The anger stems from concern over the tactics Nestlé has allegedly used to promote powdered baby milk in the Third World. Campaigners claim it has endangered infants by undermining attempts to encourage breast-feeding.

The company is paying the organisers a high five-figure sum for the privilege of draping its name over a huge "Smarties geodrome" throughout a week-long children's festival at the gathering.

Their call to arms comes nine months after stars including Newman, Victoria Wood, Emma Thompson and Julie Christie endorsed a similar boycott of the prestigious Perrier Comedy Awards at the Edinburgh Festival; Perrier is owned by Nestlé.

Newman said: "By accepting this sponsorship, Hay have made themselves into something no self-respecting writer would want to go to."

Jeremy Hardy, a former Perrier winner and Hay veteran, said: "I would support a boycott and I think other people should do too. Increasingly, everything is sponsored by commercial organisations, most of which have ghastly motives."
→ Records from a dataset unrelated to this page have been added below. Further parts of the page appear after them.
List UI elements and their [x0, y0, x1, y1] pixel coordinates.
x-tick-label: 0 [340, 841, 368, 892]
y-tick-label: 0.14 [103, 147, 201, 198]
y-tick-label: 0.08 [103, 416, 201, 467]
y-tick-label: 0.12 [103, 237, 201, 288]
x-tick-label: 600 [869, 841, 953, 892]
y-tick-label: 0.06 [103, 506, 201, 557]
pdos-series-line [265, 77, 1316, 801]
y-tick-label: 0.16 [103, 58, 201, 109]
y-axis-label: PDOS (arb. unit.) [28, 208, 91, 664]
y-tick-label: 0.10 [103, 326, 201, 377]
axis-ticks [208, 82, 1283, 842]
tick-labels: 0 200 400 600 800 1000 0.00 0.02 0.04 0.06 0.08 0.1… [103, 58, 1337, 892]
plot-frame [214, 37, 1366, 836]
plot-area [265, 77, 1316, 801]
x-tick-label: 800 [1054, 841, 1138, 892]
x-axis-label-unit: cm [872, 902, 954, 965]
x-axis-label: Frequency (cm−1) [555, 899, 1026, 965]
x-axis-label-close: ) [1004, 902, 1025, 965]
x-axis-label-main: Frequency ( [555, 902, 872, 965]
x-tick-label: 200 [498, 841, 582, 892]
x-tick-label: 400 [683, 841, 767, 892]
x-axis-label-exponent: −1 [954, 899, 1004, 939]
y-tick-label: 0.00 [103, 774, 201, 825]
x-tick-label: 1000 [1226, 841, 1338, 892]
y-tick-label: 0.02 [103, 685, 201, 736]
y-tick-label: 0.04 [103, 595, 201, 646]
Will Self said: "Nestlé is just the pits." And Patti Rundall, of the charity Baby Milk Action, said: "We are especially concerned about the fact that Nestlé are sponsoring the children's festival, and would welcome any boycott."

A spokeswoman for Nestlé, whose Smarties Book Prize for children has run for 17 years, said its marketing of infant formula in the developing world is fully in line with the World Health Organisation code.

Peter Florence, the festival's organiser, said he had approached Nestlé only after consulting aid organisations in Africa. He said: "They are also the largest corporate sponsor of the Red Cross and Red Crescent health initiative on HIV and Aids in Africa."

Comedian and campaigner Mark Thomas, whose Channel 4 series, The Mark Thomas Product, has featured exposés of Nestlé's trading practices, said: "So the Hay-on-Wye festival now knows more than Baby Milk Action and doctors working in the developed world, does it?"